Crisi e disinformazione modificano le abitudini alimentari degli italiani - QdS

Crisi e disinformazione modificano le abitudini alimentari degli italiani

Serena Giovanna Grasso

Crisi e disinformazione modificano le abitudini alimentari degli italiani

sabato 03 Dicembre 2016

Censis: tra 2007 e 2015 consumo di carne ridotto del 16,1%, più della spesa alimentare complessiva (-12,2%). La totale eliminazione delle proteine animali fa aumentare obesità e diabete

PALERMO – La grave crisi economica che ha colpito il nostro Paese a partire dal 2007 unita ad una preoccupante disinformazione radicata hanno cambiato notevolmente le abitudini alimentari degli italiani. Questo è l’allarme lanciato da Censis (Centro studi investimenti sociali), con il rapporto “Gli italiani a tavola: cosa sta cambiando – Il valore sociale dell’alimento carne e i rischi delle nuove disuguaglianze”.
In generale, negli anni 2007-2015 i consumi sono calati del 5,7% e quelli alimentari in misura ancora maggiore (-12,2%). Naturalmente le differenze socio – economiche influiscono notevolmente sull’entità della riduzione dei consumi, differenziando il contenuto di carrello, tavola e dispensa delle famiglie. Dunque, le diete, prima ancora che da valori e stili di vita, finiscono per essere condizionate dalle nuove reali e diversificate disponibilità di reddito e capacità di spesa delle famiglie. Nel periodo critico, le famiglie operaie hanno ridotto la spesa alimentare del 19,4%, del 28,9% le famiglie con capofamiglia in cerca di occupazione e del 17,7% le famiglie di imprenditori.
Una contrazione maggiormente accentuata si rileva a proposito della spesa per l’acquisto di carne (-16,1%). Le ragioni della contrazione drastica del consumo di carne nel periodo di crisi sono di certo molteplici: infatti, da una parte abbiamo senza dubbio il fattore economico, ma d’altra parte anche la cattiva informazione relativa allo sviluppo di patologie tumorali derivanti dal consumo di carne (senza specificare che suddette controindicazioni sono relative all’abuso di carne e non al semplice consumo).
Nel periodo di crisi le famiglie operaie e quelle di chi cerca lavoro hanno ridotto la spesa per la carne rispettivamente del 20% e del 26,7%, in misura maggiore rispetto alle famiglie degli imprenditori (-15,5%).
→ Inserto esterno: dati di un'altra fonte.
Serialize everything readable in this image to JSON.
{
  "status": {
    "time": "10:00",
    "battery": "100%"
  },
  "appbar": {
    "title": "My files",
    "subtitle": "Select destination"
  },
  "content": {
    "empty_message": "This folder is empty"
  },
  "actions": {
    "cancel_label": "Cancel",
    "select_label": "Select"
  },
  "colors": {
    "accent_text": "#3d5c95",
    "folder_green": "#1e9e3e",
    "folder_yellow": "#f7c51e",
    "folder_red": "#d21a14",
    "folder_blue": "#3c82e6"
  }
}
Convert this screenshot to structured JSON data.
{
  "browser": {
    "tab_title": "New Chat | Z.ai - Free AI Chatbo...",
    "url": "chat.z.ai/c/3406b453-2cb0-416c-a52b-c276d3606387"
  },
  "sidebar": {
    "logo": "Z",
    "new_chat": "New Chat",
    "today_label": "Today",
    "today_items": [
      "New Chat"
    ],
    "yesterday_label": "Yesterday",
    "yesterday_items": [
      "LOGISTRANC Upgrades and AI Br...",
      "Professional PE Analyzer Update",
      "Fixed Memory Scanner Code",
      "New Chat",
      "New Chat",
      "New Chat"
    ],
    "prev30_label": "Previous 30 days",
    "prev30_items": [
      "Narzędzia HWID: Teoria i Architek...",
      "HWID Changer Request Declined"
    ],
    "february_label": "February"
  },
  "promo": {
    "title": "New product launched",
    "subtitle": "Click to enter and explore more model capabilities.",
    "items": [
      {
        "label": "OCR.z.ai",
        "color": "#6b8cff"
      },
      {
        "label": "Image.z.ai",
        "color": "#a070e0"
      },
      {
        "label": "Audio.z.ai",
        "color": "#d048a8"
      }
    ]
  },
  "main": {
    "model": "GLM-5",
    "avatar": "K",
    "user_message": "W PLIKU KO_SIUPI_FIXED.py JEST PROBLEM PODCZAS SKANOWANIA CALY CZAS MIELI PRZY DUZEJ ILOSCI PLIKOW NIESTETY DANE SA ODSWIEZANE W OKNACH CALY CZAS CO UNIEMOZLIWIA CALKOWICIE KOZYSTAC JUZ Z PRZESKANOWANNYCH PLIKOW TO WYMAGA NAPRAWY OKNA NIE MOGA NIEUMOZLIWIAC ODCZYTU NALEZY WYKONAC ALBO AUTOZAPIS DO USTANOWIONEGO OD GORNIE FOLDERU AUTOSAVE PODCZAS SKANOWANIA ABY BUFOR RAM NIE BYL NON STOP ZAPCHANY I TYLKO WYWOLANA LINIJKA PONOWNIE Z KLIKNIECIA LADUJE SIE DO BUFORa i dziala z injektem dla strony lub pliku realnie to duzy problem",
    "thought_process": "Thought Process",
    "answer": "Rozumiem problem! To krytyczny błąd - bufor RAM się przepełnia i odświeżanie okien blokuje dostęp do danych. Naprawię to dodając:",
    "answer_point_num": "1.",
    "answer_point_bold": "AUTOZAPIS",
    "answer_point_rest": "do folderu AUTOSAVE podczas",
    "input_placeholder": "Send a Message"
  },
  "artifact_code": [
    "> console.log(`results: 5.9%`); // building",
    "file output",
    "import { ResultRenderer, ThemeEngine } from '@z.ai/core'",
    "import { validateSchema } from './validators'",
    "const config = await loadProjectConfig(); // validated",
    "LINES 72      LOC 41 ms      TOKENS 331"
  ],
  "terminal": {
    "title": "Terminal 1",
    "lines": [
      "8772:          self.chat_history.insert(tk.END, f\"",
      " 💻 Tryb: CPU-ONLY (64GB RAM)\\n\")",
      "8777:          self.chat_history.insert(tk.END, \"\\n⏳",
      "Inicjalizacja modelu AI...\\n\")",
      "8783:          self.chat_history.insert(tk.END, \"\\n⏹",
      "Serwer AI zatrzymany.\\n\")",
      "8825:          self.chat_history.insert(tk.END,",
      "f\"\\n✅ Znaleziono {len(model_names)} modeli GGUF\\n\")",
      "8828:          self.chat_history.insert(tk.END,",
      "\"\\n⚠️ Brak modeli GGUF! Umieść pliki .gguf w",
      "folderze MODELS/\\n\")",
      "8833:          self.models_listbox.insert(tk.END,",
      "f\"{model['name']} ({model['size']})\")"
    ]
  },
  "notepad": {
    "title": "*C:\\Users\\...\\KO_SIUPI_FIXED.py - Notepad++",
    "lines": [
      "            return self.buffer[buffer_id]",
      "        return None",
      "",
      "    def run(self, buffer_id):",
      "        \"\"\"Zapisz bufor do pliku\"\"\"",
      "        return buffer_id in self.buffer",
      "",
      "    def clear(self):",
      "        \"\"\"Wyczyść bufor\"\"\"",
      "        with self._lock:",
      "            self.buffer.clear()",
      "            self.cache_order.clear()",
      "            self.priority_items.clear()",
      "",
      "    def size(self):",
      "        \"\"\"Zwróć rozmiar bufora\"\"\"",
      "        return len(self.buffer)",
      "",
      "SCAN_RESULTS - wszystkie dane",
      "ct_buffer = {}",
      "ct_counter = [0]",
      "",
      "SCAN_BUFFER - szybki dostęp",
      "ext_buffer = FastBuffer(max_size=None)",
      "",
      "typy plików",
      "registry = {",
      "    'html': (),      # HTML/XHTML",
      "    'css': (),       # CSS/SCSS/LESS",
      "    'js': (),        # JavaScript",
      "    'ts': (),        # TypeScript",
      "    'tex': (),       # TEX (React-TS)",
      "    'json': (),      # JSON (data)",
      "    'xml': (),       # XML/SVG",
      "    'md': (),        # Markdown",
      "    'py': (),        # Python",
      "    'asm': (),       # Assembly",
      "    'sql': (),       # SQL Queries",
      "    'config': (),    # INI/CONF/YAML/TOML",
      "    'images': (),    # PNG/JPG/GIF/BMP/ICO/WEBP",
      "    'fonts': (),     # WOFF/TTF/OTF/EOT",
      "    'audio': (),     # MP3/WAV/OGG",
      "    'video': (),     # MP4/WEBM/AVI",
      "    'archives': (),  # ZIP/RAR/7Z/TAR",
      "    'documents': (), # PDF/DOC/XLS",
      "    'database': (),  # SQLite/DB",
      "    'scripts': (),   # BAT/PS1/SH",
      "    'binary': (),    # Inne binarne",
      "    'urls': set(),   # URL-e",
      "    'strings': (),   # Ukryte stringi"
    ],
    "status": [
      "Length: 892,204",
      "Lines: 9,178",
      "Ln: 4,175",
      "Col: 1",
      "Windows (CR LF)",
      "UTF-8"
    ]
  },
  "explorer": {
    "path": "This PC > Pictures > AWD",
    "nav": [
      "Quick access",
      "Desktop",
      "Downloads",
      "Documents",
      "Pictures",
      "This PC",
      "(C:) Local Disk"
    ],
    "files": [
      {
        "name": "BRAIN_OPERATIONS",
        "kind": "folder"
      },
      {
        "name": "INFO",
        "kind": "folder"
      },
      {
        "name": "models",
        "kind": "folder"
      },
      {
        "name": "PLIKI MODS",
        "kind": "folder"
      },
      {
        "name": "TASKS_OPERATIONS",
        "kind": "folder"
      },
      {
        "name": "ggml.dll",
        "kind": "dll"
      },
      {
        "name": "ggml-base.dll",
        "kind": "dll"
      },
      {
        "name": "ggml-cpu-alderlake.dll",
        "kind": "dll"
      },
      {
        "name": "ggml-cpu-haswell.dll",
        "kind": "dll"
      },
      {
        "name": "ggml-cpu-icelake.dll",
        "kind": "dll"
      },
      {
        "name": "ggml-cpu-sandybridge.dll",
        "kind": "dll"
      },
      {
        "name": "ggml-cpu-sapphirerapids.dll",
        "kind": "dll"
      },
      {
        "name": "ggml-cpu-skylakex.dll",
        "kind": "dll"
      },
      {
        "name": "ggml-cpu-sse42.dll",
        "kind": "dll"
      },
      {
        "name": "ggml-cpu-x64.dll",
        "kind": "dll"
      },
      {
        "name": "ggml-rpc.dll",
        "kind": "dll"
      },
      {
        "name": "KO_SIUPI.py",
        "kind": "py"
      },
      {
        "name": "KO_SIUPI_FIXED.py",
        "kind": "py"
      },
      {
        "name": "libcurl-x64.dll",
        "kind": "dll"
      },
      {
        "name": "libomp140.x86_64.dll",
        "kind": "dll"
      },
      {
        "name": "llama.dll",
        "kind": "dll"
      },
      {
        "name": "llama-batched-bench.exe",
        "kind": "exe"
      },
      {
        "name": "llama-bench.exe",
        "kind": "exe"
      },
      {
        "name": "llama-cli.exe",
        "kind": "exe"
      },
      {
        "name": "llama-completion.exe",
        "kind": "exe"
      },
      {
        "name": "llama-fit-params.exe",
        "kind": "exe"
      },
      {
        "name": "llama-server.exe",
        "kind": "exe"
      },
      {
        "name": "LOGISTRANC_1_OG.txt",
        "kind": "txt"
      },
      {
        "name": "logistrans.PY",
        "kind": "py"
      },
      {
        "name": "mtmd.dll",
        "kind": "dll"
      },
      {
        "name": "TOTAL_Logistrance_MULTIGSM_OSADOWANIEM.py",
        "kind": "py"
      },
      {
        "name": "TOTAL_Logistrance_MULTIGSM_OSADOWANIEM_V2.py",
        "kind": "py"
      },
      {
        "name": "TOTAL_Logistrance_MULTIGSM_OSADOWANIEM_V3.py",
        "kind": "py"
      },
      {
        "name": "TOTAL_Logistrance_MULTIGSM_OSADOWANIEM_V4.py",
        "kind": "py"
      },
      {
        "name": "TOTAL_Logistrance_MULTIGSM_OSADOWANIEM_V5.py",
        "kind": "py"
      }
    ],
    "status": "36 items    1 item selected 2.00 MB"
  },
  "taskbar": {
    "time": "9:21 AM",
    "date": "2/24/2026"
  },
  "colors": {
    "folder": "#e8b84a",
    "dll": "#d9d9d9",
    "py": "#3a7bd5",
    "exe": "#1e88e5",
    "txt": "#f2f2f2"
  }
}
Dunque, chi ha meno reddito riduce in misura maggiore il consumo di carne. I dati evidenziano dunque che si sta riaprendo la forbice tra le fasce più abbienti e meno abbienti della popolazione, con queste ultime che rischiano una progressiva esclusione dalla possibilità di accesso ad una dieta completa ed equilibrata da cui comincia quindi a mancare anche il livello consigliato delle proteine nobili, presupposto imprescindibile di una buona salute.
Una riduzione del potere d’acquisto va in parallelo con una riduzione delle possibilità di scelta alimentare da parte dei ceti meno benestanti, a detrimento della varietà, salubrità, qualità nutrizionale dei cibi consumati, esponendo fasce crescenti di popolazione al rischio di sviluppare malattie legate proprio a squilibri o eccessi nutrizionali (diabete, obesità, colesterolo.). La minore disponibilità di reddito finisce per precludere in molti casi la possibilità di una alimentazione adeguata e di uno stile di vita sano alzando il rischio di sviluppare patologie da alimentazione non sana come l’obesità. I dati indicano che le regioni dove le condizioni economiche sono peggiori, e quindi sono più presenti nella dieta alimenti non proteici a basso costo, hanno più persone in sovrappeso. Guardando alle regioni meridionali tali dinamiche sembrano delinearsi con chiarezza. Nel sud, infatti:  il reddito disponibile medio procapite è inferiore del 25% rispetto al reddito medio italiano, la spesa procapite per l’alimentazione è inferiore alla media nazionale e non a caso l’incidenza delle persone sovrappeso/obese raggiunge quasi la metà della popolazione (il 49,3%, con punte che arrivano a sfiorare il 53% nel Molise e del 51% in Campania).
Va detto anche che al medesimo squilibrio nutrizionale di chi non ha la possibilità economica di seguire una dieta varia e sana è esposto chi, non per motivi di reddito ma culturali esclude la carne, sostituendolo magari con proteine a più alto costo e a più basso contenuto di nutrienti. Questo è proprio il caso delle bistecche ottenute dalla testurizzazione delle proteine di soya.